Some things do not seem very weird until you actually try them — like hot dogs, San Diego State in the Big East and Zach Galifianakis movies not named The Hangover.
Now, I can truthfully add indoor baseball to the list.
Yesterday, during the blistering and sticky summer in South Florida, I attended my first Miami Marlins game in the brand new Marlins Stadium that just opened this season. The UFO lookalike sits on the grounds of the old and famed Orange Bowl, the longtime home of the Miami Hurricanes, the Miami Dolphins, Muhammad Ali fights, crappy orange seats and tiny locker rooms, and features a giant silver retractable roof that opens up to the Miami sky when the Miami sky isn’t opening up on it.
Windows line the outer barrier well beyond the left field wall and overlook the scenic Miami skyline. An atrocious home run abomination shoots water straight up and lets dolphins and marlins fly through the air after a Miami round tripper. Fish — yes, real live fish — live in the backstop. The walls are lime green while silver and white drape the infrastructure around the park.
With so many unique if not somewhat strange details, the stadium oddly did not have any atmosphere. If you watch a game on television, the building appears to have no personality because of the quiet crowd. The air conditioning
and echoes of the public address announcer drowned out any potential crowd noise (insert Marlins fan and crowd noise joke here). The stadium seemed emptier than the announced attendance (insert Marlins fan and attendance joke here) although many people chose to stroll around the concourse and take in the game that way.

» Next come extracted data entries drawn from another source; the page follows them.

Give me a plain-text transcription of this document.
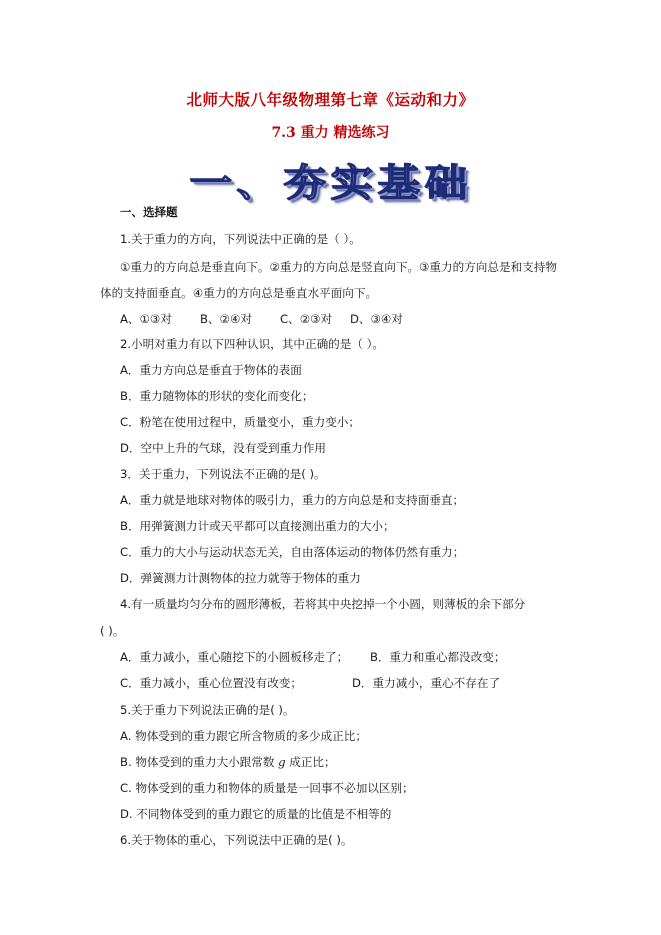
北师大版八年级物理第七章《运动和力》
7.3 重力 精选练习
一、夯实基础
一、选择题
1.关于重力的方向，下列说法中正确的是（ ）。
①重力的方向总是垂直向下。②重力的方向总是竖直向下。③重力的方向总是和支持物
体的支持面垂直。④重力的方向总是垂直水平面向下。
A、①③对 B、②④对 C、②③对 D、③④对
2.小明对重力有以下四种认识，其中正确的是（ ）。
A．重力方向总是垂直于物体的表面
B．重力随物体的形状的变化而变化；
C．粉笔在使用过程中，质量变小，重力变小；
D．空中上升的气球，没有受到重力作用
3．关于重力，下列说法不正确的是( )。
A．重力就是地球对物体的吸引力，重力的方向总是和支持面垂直；
B．用弹簧测力计或天平都可以直接测出重力的大小；
C．重力的大小与运动状态无关，自由落体运动的物体仍然有重力；
D．弹簧测力计测物体的拉力就等于物体的重力
4.有一质量均匀分布的圆形薄板，若将其中央挖掉一个小圆，则薄板的余下部分
( )。
A．重力减小，重心随挖下的小圆板移走了； B．重力和重心都没改变；
C．重力减小，重心位置没有改变；	D．重力减小，重心不存在了
5.关于重力下列说法正确的是( )。
A. 物体受到的重力跟它所含物质的多少成正比；
B. 物体受到的重力大小跟常数 g 成正比；
C. 物体受到的重力和物体的质量是一回事不必加以区别；
D. 不同物体受到的重力跟它的质量的比值是不相等的
6.关于物体的重心，下列说法中正确的是( )。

The vibe of the stadium was more touristy than fanlike (although, admittedly, I was awed when I first walked around). Chalk it up to indoor baseball and its strangeness. The players didn’t even have shadows, for crying out loud.
I am by no means saying indoor baseball is a bad thing. In places like Florida and Arizona, air conditioning and shade keep fans out of the heat and to the games. It is a necessary evil as I see it.
But it just is not the same.
I have been to games at both Tropicana Field — back when they were the Devil Rays — and Chase Field, before the Diamondbacks were a playoff team. And the same thing happens there. There is no gameday atmosphere.
For a fast-paced, exciting, on-the-edge-of-your-seat sport like football, indoor atmospheres work. The crowd noise gets trapped in the dome and makes life hell for the opposing quarterback. But for a slow-paced and strategic game like baseball, a comfy 72 degrees may relax the average fan and lull them to sleep.
No one would fall asleep with the heat requiring multiple coats of sunscreen. No one is relaxing with a gust blowing out to right field. But people will when a climate controlled game crawls along.